Präparate in der Schweiz
Es gibt verschiedene Preiselbeer- und einige Cranberry-Präparate in der Schweiz. Sie sind jedoch nicht als Medikamente zuge­lassen, sondern als Nahrungsergänzungsmittel regis­triert. Daher sind sie auf der Negativliste, d.h. sie dürfen von den Krankenkassen nicht erstattet werden.

Literatur:

  1. Kontiokari T, et al.: BMJ 2001; 322: 1571.
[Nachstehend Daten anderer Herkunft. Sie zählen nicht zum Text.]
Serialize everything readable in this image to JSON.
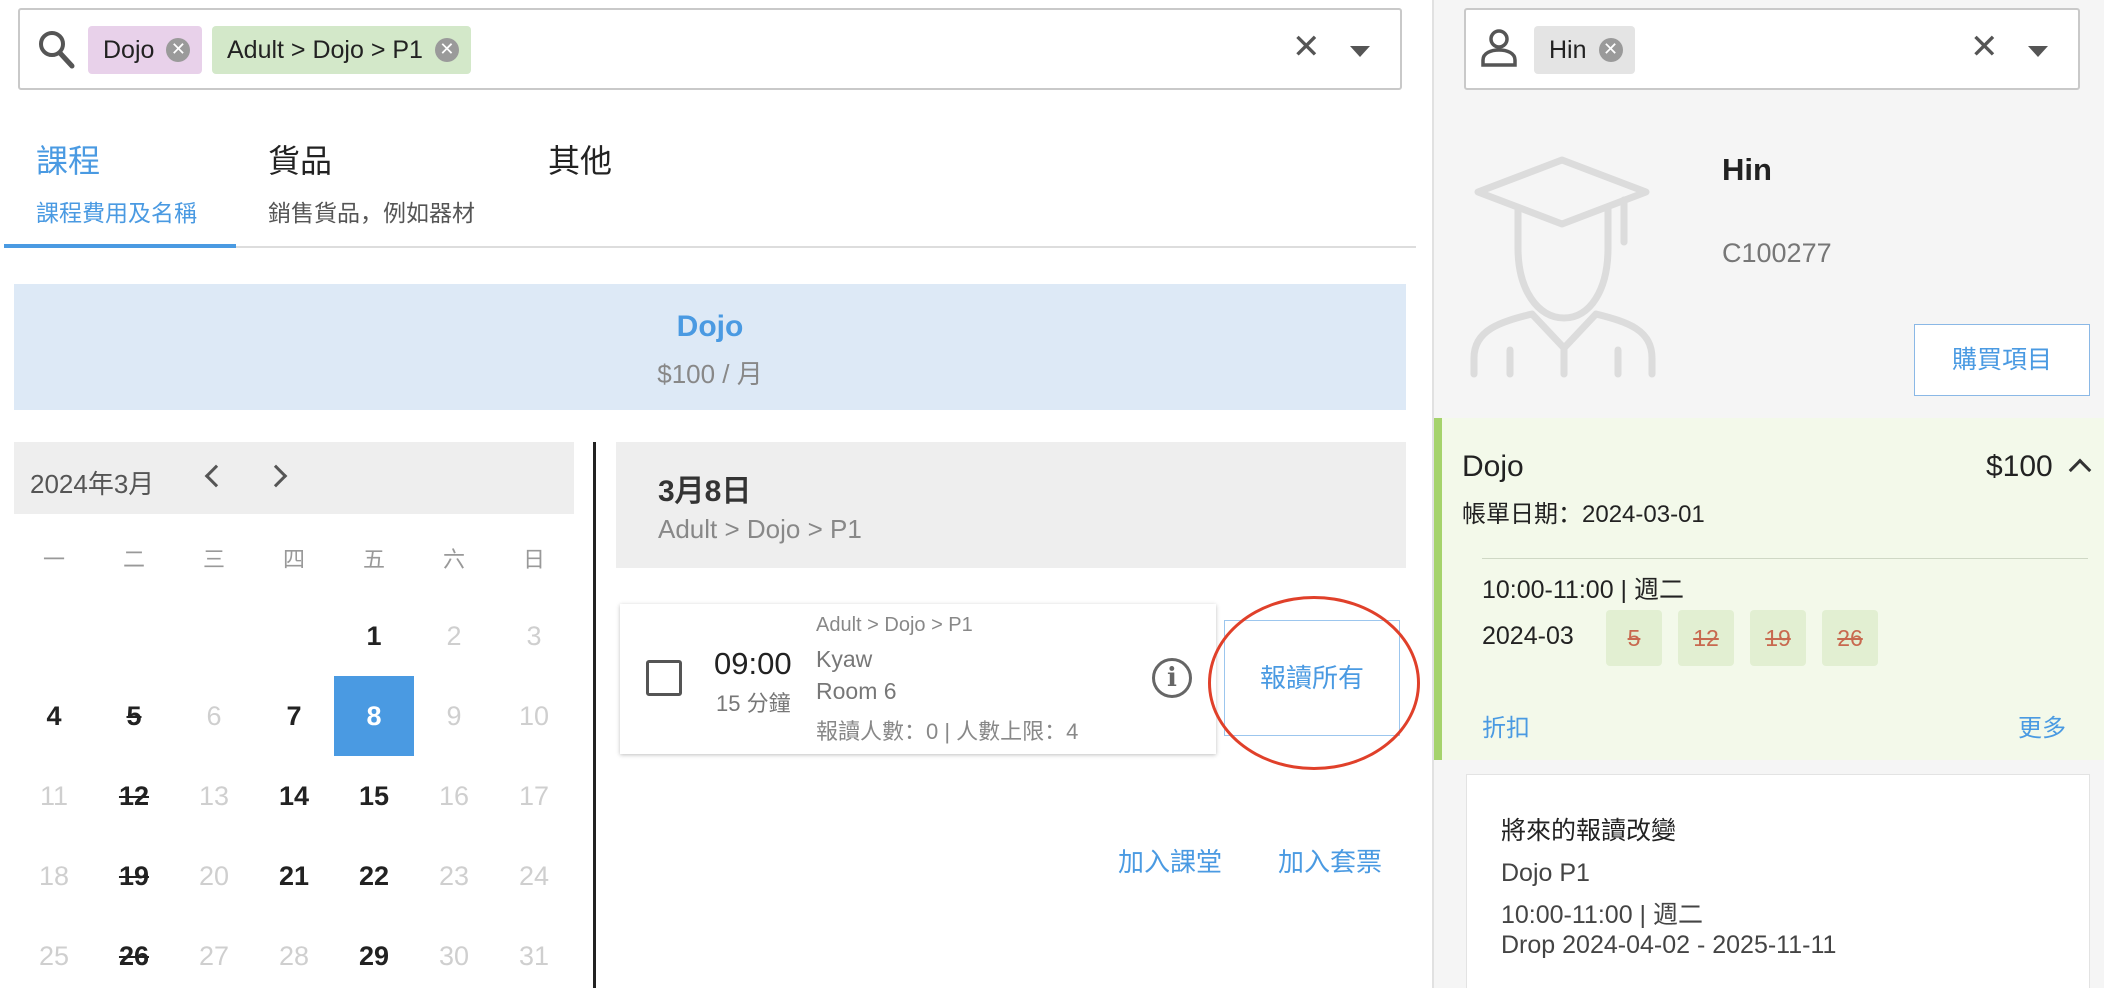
{
  "course_search": {
    "chips": [
      {
        "label": "Dojo"
      },
      {
        "label": "Adult > Dojo > P1"
      }
    ]
  },
  "tabs": [
    {
      "title": "課程",
      "subtitle": "課程費用及名稱",
      "active": true
    },
    {
      "title": "貨品",
      "subtitle": "銷售貨品，例如器材",
      "active": false
    },
    {
      "title": "其他",
      "subtitle": "",
      "active": false
    }
  ],
  "course_banner": {
    "name": "Dojo",
    "price": "$100 / 月"
  },
  "calendar": {
    "month_label": "2024年3月",
    "weekdays": [
      "一",
      "二",
      "三",
      "四",
      "五",
      "六",
      "日"
    ],
    "weeks": [
      [
        null,
        null,
        null,
        null,
        {
          "d": "1",
          "s": "on"
        },
        {
          "d": "2",
          "s": "off"
        },
        {
          "d": "3",
          "s": "off"
        }
      ],
      [
        {
          "d": "4",
          "s": "on"
        },
        {
          "d": "5",
          "s": "strike"
        },
        {
          "d": "6",
          "s": "off"
        },
        {
          "d": "7",
          "s": "on"
        },
        {
          "d": "8",
          "s": "sel"
        },
        {
          "d": "9",
          "s": "off"
        },
        {
          "d": "10",
          "s": "off"
        }
      ],
      [
        {
          "d": "11",
          "s": "off"
        },
        {
          "d": "12",
          "s": "strike"
        },
        {
          "d": "13",
          "s": "off"
        },
        {
          "d": "14",
          "s": "on"
        },
        {
          "d": "15",
          "s": "on"
        },
        {
          "d": "16",
          "s": "off"
        },
        {
          "d": "17",
          "s": "off"
        }
      ],
      [
        {
          "d": "18",
          "s": "off"
        },
        {
          "d": "19",
          "s": "strike"
        },
        {
          "d": "20",
          "s": "off"
        },
        {
          "d": "21",
          "s": "on"
        },
        {
          "d": "22",
          "s": "on"
        },
        {
          "d": "23",
          "s": "off"
        },
        {
          "d": "24",
          "s": "off"
        }
      ],
      [
        {
          "d": "25",
          "s": "off"
        },
        {
          "d": "26",
          "s": "strike"
        },
        {
          "d": "27",
          "s": "off"
        },
        {
          "d": "28",
          "s": "off"
        },
        {
          "d": "29",
          "s": "on"
        },
        {
          "d": "30",
          "s": "off"
        },
        {
          "d": "31",
          "s": "off"
        }
      ]
    ]
  },
  "day_detail": {
    "date_label": "3月8日",
    "course_path": "Adult > Dojo > P1",
    "lesson": {
      "time": "09:00",
      "duration": "15 分鐘",
      "path": "Adult > Dojo > P1",
      "coach": "Kyaw",
      "room": "Room 6",
      "capacity": "報讀人數：0 | 人數上限：4"
    },
    "enroll_all_label": "報讀所有",
    "add_class_label": "加入課堂",
    "add_package_label": "加入套票"
  },
  "student_search": {
    "chip": "Hin"
  },
  "student": {
    "name": "Hin",
    "id": "C100277",
    "buy_label": "購買項目"
  },
  "plan": {
    "name": "Dojo",
    "price": "$100",
    "bill_date": "帳單日期：2024-03-01",
    "slot": "10:00-11:00 | 週二",
    "month": "2024-03",
    "days": [
      "5",
      "12",
      "19",
      "26"
    ],
    "discount_label": "折扣",
    "more_label": "更多"
  },
  "future_changes": {
    "heading": "將來的報讀改變",
    "lines": [
      "Dojo P1",
      "10:00-11:00 | 週二",
      "Drop 2024-04-02 - 2025-11-11"
    ]
  },
  "colors": {
    "accent": "#4a9ae2",
    "highlight_circle": "#e0402a",
    "plan_bar": "#a5d36c"
  }
}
  2. Durham SA, et al.: Ann Pharmacother 2015; 49(12): 1349–1356.
  3. Jepson RG, et al.: Cranberries for preventing urinary tract infections. Cochrane Database Syst Rev 2012; 10: CD001321.
  4. Micali S, et al.: Cranberry and recurrent cystitis: more than marketing? Crit Rev Food Sci Nutr 2014; 54(8): 1063–1075.